The Care-ful Museum Conference

We were pleased to take part in the ‘Care-ful’ Museums Conference held at Nottingham Trent University on 29th June 2023.  Our presentation: Taking care of the workers: understanding museum and heritage professionals’ emotionally laden workwas a brief summary of our thoughts so far. We considered how emotion work has featured in writing about the museum and related sectors and chose to focus, given the conference theme, on how emotional labour and the topic of ‘care’ intersect. While discussion around care is flourishing within and beyond museums, we felt the need to approach ‘care’ critically. Is emotional labour always, or straight-forwardly, caring work? Perhaps this an assumption, and one that deserves further investigating? Partly, the questions we raised at the conference were guided by our shared interest in the language that those working in the sector use to describe what they do, and how this fits (or doesn’t) with understandings of ‘care’. If museum workers do not ‘care’ or perform ‘care’ how does this impact the ways that they negotiate their roles?

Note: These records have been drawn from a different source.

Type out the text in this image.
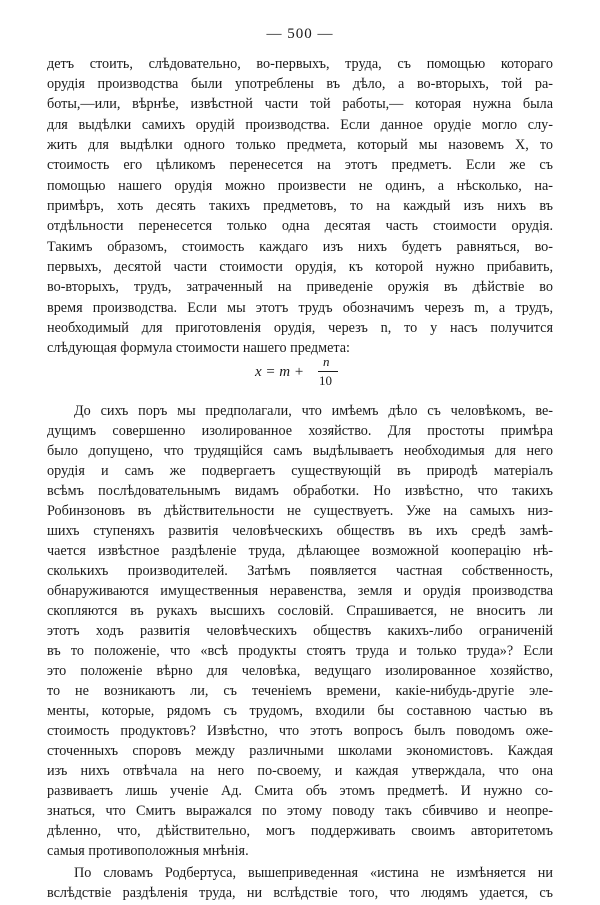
— 500 —
детъ стоить, слѣдовательно, во-первыхъ, труда, съ помощью котораго
орудія производства были употреблены въ дѣло, а во-вторыхъ, той ра-
боты,—или, вѣрнѣе, извѣстной части той работы,— которая нужна была
для выдѣлки самихъ орудій производства. Если данное орудіе могло слу-
жить для выдѣлки одного только предмета, который мы назовемъ X, то
стоимость его цѣликомъ перенесется на этотъ предметъ. Если же съ
помощью нашего орудія можно произвести не одинъ, а нѣсколько, на-
примѣръ, хоть десять такихъ предметовъ, то на каждый изъ нихъ въ
отдѣльности перенесется только одна десятая часть стоимости орудія.
Такимъ образомъ, стоимость каждаго изъ нихъ будетъ равняться, во-
первыхъ, десятой части стоимости орудія, къ которой нужно прибавить,
во-вторыхъ, трудъ, затраченный на приведеніе оружія въ дѣйствіе во
время производства. Если мы этотъ трудъ обозначимъ черезъ m, а трудъ,
необходимый для приготовленія орудія, черезъ n, то у насъ получится
слѣдующая формула стоимости нашего предмета:
x = m +
n
10
До сихъ поръ мы предполагали, что имѣемъ дѣло съ человѣкомъ, ве-
дущимъ совершенно изолированное хозяйство. Для простоты примѣра
было допущено, что трудящійся самъ выдѣлываетъ необходимыя для него
орудія и самъ же подвергаетъ существующій въ природѣ матеріалъ
всѣмъ послѣдовательнымъ видамъ обработки. Но извѣстно, что такихъ
Робинзоновъ въ дѣйствительности не существуетъ. Уже на самыхъ низ-
шихъ ступеняхъ развитія человѣческихъ обществъ въ ихъ средѣ замѣ-
чается извѣстное раздѣленіе труда, дѣлающее возможной кооперацію нѣ-
сколькихъ производителей. Затѣмъ появляется частная собственность,
обнаруживаются имущественныя неравенства, земля и орудія производства
скопляются въ рукахъ высшихъ сословій. Спрашивается, не вноситъ ли
этотъ ходъ развитія человѣческихъ обществъ какихъ-либо ограниченій
въ то положеніе, что «всѣ продукты стоятъ труда и только труда»? Если
это положеніе вѣрно для человѣка, ведущаго изолированное хозяйство,
то не возникаютъ ли, съ теченіемъ времени, какіе-нибудь-другіе эле-
менты, которые, рядомъ съ трудомъ, входили бы составною частью въ
стоимость продуктовъ? Извѣстно, что этотъ вопросъ былъ поводомъ оже-
сточенныхъ споровъ между различными школами экономистовъ. Каждая
изъ нихъ отвѣчала на него по-своему, и каждая утверждала, что она
развиваетъ лишь ученіе Ад. Смита объ этомъ предметѣ. И нужно со-
знаться, что Смитъ выражался по этому поводу такъ сбивчиво и неопре-
дѣленно, что, дѣйствительно, могъ поддерживать своимъ авторитетомъ
самыя противоположныя мнѣнія.
По словамъ Родбертуса, вышеприведенная «истина не измѣняется ни
вслѣдствіе раздѣленія труда, ни вслѣдствіе того, что людямъ удается, съ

The conference was a thought-provoking day with speakers from both academia and the museum profession. Many of the speakers talked about care in relation to the more public facing aspects of museum work such as outreach and community engagement, sharing insights into what it’s like to ‘care’ in different contexts and how institutional and wider cultural expectations, ways of working and reputations sometimes hinder or are structures to be ‘worked around’. The final speaker Esme Ward, Manchester Museum, talked about recent developments at the museum (you can read more in this newspaper article) and considered what it would mean if we considered care as an organising principle. This is a question shared with the kinds of literatures we have found really helpful for shaping our thinking so far, including this book by Nuala Morse which we have included in our websites reading list.

While a really invigorating conference which helped us to better appreciate the hopes, realities, and building blocks for museums seeking to become more ‘care-ful’, we also left Nottingham with avenues we see as needing exploration. What kinds of emotion work occur beyond community engagement and public outreach? How can we better support a wide spectrum of emotionality in museum work? Are there – or should there be – limits to the kinds of care and/or emotional labour that museums as institutions do?  We certainly do not have any answers to such questions but are excited to continue the conversation.